Time to indulge in a little blatant localism. Just a short trip along the river from NAR’s downtown Chicago headquarters downtown is the Merchandise Mart, that massive 1930 monument to merchandising and architecture of the early 20th century. Its four million square feet see 20,000 visitors and tenants passing through its art deco doors every day, most in the retail and wholesale business. But a recent 15-year, 600,000 sq. ft. deal involving a technology giant creates a lot of upheaval, changing the mix significantly while it projects the Mart well into the 21st century.
Motorola Mobility’s Reverse Migration
In the largest single employer influx to Chicago in decades, cellphone and communications technology maker Motorola Mobility announced a move of their operation with its 3,000 employees away from suburban Libertyville to the Mart. A rare reverse of the decades-long commercial trend emptying city centers in favor of suburban locales, the move came soon after the company had been acquired in a $12 billion deal by internet search engine and applications giant Google. The moving and build-out costs alone are $300 million, as the merged company’s product design and hardware engineers. More or less, this means Motorola’s efforts in the rapidly-changing mobile device market will be footed in downtown Chicago, suggesting that 3,000 jobs could be just the ground floor number.
Make Room, Make Room
When a single-building tenant needs 600,000 square feet, chances are that means changes for existing tenants. No exception in this deal, as debt collection firm Harris & Harris can attest. The deal pushed an early end to their lease in the Mart, occupying 68,000 sq. ft. of office space, said Harris & Harris CEO Arnie Harris. The firm received a “substantial” sum to terminate the lease early according to Harris, and the company quickly found new digs about one mile south at 111 W. Jackson, a 24-story tower brought out of foreclosure in March of last year.

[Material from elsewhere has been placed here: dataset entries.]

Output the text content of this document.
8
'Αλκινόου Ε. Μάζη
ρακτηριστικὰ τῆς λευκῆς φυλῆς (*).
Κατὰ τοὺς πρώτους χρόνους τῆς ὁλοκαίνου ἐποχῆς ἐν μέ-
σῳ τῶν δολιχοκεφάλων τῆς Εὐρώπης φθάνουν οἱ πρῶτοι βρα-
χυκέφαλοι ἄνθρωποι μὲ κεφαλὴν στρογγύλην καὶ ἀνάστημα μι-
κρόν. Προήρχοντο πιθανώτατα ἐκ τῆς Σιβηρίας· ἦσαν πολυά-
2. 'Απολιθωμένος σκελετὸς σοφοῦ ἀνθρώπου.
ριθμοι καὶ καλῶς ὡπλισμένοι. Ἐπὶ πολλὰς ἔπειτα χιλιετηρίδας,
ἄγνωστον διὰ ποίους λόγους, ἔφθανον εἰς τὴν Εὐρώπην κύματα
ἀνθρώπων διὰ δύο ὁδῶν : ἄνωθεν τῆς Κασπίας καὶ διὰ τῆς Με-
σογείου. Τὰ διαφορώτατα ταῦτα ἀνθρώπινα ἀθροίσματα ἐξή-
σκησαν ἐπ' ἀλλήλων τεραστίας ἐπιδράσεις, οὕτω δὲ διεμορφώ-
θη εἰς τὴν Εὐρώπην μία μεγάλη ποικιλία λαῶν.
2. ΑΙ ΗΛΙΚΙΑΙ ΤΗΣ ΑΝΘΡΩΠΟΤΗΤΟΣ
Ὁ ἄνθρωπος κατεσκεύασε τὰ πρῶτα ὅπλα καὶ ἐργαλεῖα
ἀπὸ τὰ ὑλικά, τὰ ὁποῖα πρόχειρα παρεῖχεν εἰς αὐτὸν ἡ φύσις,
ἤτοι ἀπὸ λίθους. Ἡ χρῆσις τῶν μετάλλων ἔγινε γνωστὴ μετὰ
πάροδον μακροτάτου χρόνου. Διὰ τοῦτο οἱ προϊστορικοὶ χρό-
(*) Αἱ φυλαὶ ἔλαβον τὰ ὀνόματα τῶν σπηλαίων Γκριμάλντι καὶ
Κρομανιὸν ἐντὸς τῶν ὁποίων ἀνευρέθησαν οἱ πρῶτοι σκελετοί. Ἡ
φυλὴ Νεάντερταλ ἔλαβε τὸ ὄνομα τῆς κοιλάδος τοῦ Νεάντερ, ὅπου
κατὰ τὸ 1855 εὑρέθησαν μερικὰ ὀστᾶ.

Downtown Chicago Picking Up Steam
Downtown Chicago vacancy overall fell to 14.8 percent at midyear, down from 15.9 percent a year earlier, according to CBRE Inc. Like most urban centers in the US, downtown remains a tenants’ market, but some feel this is changing as suggested by the Mart upheaval. The 88.5% occupied Mart itself is expected by some to be in the news again soon as the subject of another blockbuster deal: its own sale.
“If you were going to decide that you wanted to sell the building, doing it with some big, positive momentum is the time to do it,” said Bruce Miller, a managing director at Chicago-based real estate firm Jones Lang LaSalle Inc., who sells office buildings.
The Merchandise Mart was 88.5 percent occupied at the end of the second quarter, according to a Vornado quarterly report.
Vornado almost sold the building two years ago, and lately has been shedding properties to streamline its portfolio. In September 2010, Vornado confirmed it wanted to unload the property as part of a sale of its Merchandise Mart Properties Inc. division. But a $1.25 billion deal for the business fell apart.
Vornado in January sold the property next to the Mart, the former Apparel Center at 350 N. Orleans St., to San Francisco-based private real estate company Shorenstein Properties LLC for $228 million. But the company has said it plans to hold onto the Mart for the time being.
Adaptive re-use, technology, commercial property and jobs. Thus is a 21st century economy made.